我正在尝试制作类Derived的对象d的深层副本，如下代码所示：

class A {
public:
   int m_int;
   A* clone() {
      return new A(*this);
   }
};
class Base {
public:
   A* m_a;
   virtual Base* clone() {
      A* new_a = new A();
      new_a = this->m_a->clone();
      Base* clone = new Base(*this);
      clone->m_a = new_a;
      return clone;
   }
};
class Derived : public Base {
public:
   double m_dbl;
   virtual Derived* clone() {
      return new Derived(*this);
   }
};
int main() {
   Derived* d = new Derived();
   d->m_dbl = 1.234;
   A* a = new A();
   a->m_int = -1;
   d->m_a = a;
   //clone d
   Derived d_copy = d->clone();
   //changing values of d's attributes must not affect d_copy
   a->m_int = 10;
   d->m_dbl = 3.456;
   //check d_copy
   cout << "m_int " << d_copy->m_a->m_int << endl;
   cout << "m_dbl " << d_copy->m_dbl << endl;
}

输出：

m_int 10 //wrong, should be -1;
m_dbl 1.234 //correct

如您所见，简单地在 Derived 的 clone() 方法中返回new Derived(*this)是错误的，因为它不会m_a进行深度复制。
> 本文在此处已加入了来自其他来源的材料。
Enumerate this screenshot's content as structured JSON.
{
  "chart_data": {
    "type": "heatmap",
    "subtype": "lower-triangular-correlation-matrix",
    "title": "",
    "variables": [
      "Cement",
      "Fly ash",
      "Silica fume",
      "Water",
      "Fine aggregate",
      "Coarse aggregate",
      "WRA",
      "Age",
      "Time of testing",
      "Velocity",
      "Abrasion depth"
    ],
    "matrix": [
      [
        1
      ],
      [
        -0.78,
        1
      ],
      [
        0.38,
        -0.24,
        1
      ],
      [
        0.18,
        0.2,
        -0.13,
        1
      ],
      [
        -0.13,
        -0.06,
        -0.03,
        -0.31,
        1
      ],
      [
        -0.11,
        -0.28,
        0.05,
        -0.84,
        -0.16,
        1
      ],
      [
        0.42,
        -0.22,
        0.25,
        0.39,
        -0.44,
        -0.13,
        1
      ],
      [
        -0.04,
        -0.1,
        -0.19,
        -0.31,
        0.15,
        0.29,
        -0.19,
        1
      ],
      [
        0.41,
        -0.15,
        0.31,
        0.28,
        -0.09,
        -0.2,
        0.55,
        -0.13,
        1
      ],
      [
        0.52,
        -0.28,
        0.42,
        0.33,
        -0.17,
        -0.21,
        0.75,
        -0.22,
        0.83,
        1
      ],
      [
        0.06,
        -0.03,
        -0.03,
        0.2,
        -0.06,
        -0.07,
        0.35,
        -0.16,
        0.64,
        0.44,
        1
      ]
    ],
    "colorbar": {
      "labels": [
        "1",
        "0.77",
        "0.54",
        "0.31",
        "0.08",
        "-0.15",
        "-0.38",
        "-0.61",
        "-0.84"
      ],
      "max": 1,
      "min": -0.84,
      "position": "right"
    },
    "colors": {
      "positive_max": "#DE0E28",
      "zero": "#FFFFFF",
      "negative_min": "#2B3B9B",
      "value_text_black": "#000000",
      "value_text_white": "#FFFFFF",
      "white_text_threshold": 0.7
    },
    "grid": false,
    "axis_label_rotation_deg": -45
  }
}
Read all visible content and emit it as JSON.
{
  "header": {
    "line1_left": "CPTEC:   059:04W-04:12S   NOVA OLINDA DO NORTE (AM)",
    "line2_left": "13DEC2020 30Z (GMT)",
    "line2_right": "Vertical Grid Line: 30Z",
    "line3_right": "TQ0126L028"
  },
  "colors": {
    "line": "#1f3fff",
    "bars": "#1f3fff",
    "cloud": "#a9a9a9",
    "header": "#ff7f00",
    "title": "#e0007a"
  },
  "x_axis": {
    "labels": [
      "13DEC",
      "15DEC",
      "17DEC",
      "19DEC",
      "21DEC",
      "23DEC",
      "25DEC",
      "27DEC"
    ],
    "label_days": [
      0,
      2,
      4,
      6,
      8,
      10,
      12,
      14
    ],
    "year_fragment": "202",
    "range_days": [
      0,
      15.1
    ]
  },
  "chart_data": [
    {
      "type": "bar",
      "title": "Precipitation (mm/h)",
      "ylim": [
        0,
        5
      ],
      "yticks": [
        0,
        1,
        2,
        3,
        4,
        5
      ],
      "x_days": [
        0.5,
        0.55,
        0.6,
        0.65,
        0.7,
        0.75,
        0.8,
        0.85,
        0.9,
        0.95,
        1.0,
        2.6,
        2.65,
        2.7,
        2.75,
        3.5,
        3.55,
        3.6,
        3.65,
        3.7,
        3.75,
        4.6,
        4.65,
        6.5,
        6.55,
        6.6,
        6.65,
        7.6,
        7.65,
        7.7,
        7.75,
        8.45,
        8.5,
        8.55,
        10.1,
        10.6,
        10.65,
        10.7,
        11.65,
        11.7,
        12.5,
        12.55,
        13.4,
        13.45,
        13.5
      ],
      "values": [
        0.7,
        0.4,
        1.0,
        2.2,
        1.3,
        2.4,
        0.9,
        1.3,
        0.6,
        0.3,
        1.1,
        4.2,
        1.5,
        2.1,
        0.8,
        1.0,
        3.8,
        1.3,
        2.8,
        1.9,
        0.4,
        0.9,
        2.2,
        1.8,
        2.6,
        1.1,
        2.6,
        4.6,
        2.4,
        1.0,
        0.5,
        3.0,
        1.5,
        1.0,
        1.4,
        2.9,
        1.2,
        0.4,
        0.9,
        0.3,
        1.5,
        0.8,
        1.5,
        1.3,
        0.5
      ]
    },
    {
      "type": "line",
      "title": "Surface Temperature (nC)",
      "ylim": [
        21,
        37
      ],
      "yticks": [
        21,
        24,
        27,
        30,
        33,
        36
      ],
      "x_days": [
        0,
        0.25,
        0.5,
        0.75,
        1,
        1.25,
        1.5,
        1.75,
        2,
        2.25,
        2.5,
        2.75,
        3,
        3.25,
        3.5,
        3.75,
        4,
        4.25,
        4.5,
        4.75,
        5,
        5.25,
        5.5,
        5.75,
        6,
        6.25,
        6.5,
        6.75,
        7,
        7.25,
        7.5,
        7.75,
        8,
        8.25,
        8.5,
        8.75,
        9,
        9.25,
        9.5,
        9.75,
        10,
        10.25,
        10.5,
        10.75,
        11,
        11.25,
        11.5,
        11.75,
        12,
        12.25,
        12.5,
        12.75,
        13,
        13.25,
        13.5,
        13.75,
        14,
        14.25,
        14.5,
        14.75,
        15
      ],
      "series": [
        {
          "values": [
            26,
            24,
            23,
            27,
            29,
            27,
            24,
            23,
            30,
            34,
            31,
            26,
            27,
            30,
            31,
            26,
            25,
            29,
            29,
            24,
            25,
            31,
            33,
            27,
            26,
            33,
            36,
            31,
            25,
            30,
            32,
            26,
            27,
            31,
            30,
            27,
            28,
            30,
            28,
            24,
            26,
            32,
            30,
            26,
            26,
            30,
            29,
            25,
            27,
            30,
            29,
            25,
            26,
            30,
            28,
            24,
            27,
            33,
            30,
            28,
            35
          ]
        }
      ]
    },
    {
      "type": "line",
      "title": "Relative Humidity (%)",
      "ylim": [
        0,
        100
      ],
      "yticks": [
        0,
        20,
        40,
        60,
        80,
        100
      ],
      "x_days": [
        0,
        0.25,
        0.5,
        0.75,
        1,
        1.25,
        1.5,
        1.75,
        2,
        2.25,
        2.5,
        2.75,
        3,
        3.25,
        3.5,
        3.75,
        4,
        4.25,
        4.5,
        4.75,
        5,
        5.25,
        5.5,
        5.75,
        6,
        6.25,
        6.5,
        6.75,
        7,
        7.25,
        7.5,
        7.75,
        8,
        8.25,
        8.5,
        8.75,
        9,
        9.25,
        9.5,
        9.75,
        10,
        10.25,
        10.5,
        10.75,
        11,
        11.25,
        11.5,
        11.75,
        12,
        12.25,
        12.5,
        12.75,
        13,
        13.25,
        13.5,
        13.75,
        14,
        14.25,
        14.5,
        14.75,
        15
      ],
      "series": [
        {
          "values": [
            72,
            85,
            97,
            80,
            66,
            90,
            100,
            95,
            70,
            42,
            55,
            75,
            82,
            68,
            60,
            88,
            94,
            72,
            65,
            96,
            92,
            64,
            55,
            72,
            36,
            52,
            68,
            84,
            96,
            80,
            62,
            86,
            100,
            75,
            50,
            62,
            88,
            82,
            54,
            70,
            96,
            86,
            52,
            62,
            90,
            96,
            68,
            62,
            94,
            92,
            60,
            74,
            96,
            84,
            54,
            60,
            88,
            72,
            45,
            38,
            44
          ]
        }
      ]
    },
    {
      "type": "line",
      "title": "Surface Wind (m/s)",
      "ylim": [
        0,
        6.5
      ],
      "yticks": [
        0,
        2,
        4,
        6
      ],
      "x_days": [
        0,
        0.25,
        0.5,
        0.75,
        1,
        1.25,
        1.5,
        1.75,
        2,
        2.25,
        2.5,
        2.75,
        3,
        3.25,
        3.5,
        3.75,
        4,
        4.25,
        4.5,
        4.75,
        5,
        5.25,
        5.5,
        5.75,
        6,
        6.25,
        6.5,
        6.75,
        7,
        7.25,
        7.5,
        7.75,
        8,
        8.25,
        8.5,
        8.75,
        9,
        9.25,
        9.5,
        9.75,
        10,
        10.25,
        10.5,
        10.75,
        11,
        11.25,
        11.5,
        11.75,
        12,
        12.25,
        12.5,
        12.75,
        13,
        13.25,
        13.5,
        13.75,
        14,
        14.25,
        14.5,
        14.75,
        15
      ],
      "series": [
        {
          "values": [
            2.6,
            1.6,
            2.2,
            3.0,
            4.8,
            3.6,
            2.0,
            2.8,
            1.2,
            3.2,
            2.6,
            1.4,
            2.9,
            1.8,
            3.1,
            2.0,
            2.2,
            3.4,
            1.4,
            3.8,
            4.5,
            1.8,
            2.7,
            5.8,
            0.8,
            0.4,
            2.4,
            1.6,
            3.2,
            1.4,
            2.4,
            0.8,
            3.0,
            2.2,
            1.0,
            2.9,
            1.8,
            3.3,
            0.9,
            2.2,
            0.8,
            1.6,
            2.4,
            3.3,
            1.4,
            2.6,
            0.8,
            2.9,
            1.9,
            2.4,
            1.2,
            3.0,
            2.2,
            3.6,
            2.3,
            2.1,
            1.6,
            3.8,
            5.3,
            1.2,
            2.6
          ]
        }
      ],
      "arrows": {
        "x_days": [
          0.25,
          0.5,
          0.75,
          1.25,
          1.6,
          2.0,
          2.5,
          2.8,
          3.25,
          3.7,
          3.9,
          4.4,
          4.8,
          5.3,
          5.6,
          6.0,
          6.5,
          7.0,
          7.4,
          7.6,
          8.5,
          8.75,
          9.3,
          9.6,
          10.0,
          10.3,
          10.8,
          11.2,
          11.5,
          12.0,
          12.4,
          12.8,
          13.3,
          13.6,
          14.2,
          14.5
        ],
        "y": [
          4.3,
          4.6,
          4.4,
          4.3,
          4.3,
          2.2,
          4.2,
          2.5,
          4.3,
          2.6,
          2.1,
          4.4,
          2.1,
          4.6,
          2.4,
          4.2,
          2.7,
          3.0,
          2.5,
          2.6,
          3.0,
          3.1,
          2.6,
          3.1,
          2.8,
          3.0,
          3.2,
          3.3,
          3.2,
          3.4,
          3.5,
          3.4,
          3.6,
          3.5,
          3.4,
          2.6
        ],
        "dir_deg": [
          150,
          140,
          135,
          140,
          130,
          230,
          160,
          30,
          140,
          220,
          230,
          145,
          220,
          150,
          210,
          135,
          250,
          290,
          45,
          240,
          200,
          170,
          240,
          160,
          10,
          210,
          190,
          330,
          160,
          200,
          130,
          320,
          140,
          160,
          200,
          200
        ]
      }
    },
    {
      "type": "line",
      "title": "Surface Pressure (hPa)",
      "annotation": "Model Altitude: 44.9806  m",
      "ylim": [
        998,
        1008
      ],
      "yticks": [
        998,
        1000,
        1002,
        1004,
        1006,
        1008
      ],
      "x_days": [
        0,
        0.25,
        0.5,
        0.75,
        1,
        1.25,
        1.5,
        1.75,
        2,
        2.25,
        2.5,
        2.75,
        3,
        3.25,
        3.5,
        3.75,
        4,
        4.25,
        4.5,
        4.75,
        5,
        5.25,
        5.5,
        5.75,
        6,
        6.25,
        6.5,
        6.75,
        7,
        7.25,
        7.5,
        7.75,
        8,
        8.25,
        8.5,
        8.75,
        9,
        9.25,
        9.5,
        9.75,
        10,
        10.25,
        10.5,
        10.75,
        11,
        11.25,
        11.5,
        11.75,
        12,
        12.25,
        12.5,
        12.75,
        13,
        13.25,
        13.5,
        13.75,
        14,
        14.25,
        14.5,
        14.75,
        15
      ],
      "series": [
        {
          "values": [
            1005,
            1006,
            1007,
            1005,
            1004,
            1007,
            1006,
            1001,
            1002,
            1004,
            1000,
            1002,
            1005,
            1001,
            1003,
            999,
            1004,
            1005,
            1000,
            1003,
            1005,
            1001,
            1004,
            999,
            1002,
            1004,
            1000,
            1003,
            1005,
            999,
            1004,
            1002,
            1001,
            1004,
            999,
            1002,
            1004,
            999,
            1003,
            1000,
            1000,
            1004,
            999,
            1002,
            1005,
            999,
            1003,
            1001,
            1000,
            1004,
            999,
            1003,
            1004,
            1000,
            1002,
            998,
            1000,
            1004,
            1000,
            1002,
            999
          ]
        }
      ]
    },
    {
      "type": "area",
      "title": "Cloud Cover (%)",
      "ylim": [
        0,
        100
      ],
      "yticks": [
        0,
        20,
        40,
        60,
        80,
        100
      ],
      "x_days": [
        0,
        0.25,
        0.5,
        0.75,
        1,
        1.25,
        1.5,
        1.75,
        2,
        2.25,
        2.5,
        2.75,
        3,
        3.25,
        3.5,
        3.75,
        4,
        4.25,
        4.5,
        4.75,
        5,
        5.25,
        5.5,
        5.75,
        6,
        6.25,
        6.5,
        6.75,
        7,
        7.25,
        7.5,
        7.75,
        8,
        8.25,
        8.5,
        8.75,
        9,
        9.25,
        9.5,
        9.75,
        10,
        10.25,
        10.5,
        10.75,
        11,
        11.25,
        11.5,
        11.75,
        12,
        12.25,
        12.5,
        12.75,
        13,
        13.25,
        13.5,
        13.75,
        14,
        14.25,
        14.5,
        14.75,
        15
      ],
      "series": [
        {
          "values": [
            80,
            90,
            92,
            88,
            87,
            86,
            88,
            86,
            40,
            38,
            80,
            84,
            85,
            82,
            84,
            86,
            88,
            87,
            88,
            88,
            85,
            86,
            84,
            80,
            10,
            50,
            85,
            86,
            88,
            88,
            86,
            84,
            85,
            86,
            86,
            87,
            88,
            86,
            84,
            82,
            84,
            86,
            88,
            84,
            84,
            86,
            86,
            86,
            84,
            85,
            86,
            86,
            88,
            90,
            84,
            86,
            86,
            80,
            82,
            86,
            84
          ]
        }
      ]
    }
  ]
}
如果我将m_a的深度复制从Base"降低"到Derived那么我会得到正确的答案：

   virtual Base* clone() = 0;
   ...
   virtual Derived* clone() {
      A* new_a = new A();
      new_a = this->m_a->clone();
      Derived* clone = new Derived(*this);
      clone->m_a = new_a;    
      return new Derived(*this);
   }
   //gives out m_int = -1

如果是这种情况，这是否意味着每次我从Derived创建进一步的派生类时，我总是必须"降低"clone()的内容？

另外，例如，如果Base有两个派生类Derived1和Derived2，这是否意味着我必须在每个派生类中深度复制Base的成员？

还有其他方法可以解决这个问题吗？